I like old cemeteries.  I like to stroll through and read the headstones.  Old headstones tell us something about the person resting below.  At the very least, we get a full name and dates of birth and death. We know if the person was married and if they had children. I found one very old headstone that said the deceased had been murdered and even named his murderer.

Today’s headstones are not as generous.  Too often, they’re just big granite slabs with a last name carved onto them.  They tell us nothing about the life of the person.  All we know about them is that they died.  In that sense, modern cemeteries are peopled by corpses, while old cemeteries are peopled by people.

Infant mortality rates were high a hundred and more years ago, so an old cemetery will have an unsettling number of tiny headstones marking the graves of little ones who never made it past the age of two.  I wonder at the small size of the headstones, as if they feared that a standard headstone would overwhelm the tiny grave.  These small headstones are usually the first to disappear, taken over by sod and weeds.

One of the saddest headstones I’ve found marked the grave of a woman who was married and had many children.  Beneath the basic information were the words, “She did her best.”

I’ve often wondered about that woman. With her husband and so many children to raise, what happened in her life that made her family put those words on her headstone?  To say that someone did their best implies that, despite their best efforts, they failed.  This grave was more than 100 years old, so it isn’t likely she failed at business, or law, or at being a doctor.  She was likely a housewife in that age when women didn’t have career options.  She did her best, they said.
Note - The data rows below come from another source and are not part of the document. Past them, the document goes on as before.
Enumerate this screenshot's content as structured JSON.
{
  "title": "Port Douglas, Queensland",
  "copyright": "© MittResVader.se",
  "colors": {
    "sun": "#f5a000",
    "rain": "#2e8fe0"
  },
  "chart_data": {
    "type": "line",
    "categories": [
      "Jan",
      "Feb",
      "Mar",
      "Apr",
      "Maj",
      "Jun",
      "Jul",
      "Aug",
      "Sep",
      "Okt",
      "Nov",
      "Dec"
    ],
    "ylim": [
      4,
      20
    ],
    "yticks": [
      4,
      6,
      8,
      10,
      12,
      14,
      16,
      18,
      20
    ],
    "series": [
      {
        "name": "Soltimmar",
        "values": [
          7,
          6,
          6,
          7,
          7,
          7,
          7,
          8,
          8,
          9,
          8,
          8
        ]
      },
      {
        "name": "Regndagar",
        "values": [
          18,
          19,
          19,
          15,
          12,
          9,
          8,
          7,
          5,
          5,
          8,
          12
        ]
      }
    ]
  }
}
I wish I could speak to her.  I wish I knew what the words on the headstone meant.

As I get older, I’m more conscious of the fact that I probably have more years behind me than I do ahead of me.  I wonder if my struggle to write and sell my stories will ever bear fruit.  I wonder how much the selling part matters.  I don’t want the words, “She did her best,” written on my headstone.

I want it to say, “She wrote.”


4 Comments (+add yours?)

  1. gpeynon
    Jun 10, 2015 @ 17:29:43

    I love Spike Milligan’s epitaph that reads, “I told you I was ill.” Brilliant. I want something like that on my headstone… or whatever I go for in the end.

    Nice post, thanks.


  2. johnkutensky
    Jun 10, 2015 @ 21:47:44

    I personally like, “How do you know it’s bad to be dead?” from Zhuangzi.


  3. mlrover
    Jun 16, 2015 @ 13:20:50

    While hunting through an old cemetery outside Vienna, Austria, looking for the graves of famous composers, I had to stop and stare at the statuary. Gorgeous, carvings and replicas of the deceased. The gravestone I will never forget is one done in black marble, a coffin with a man, life-sized, and his two, little children sprawled across the top in grief. Oh, to be loved like that.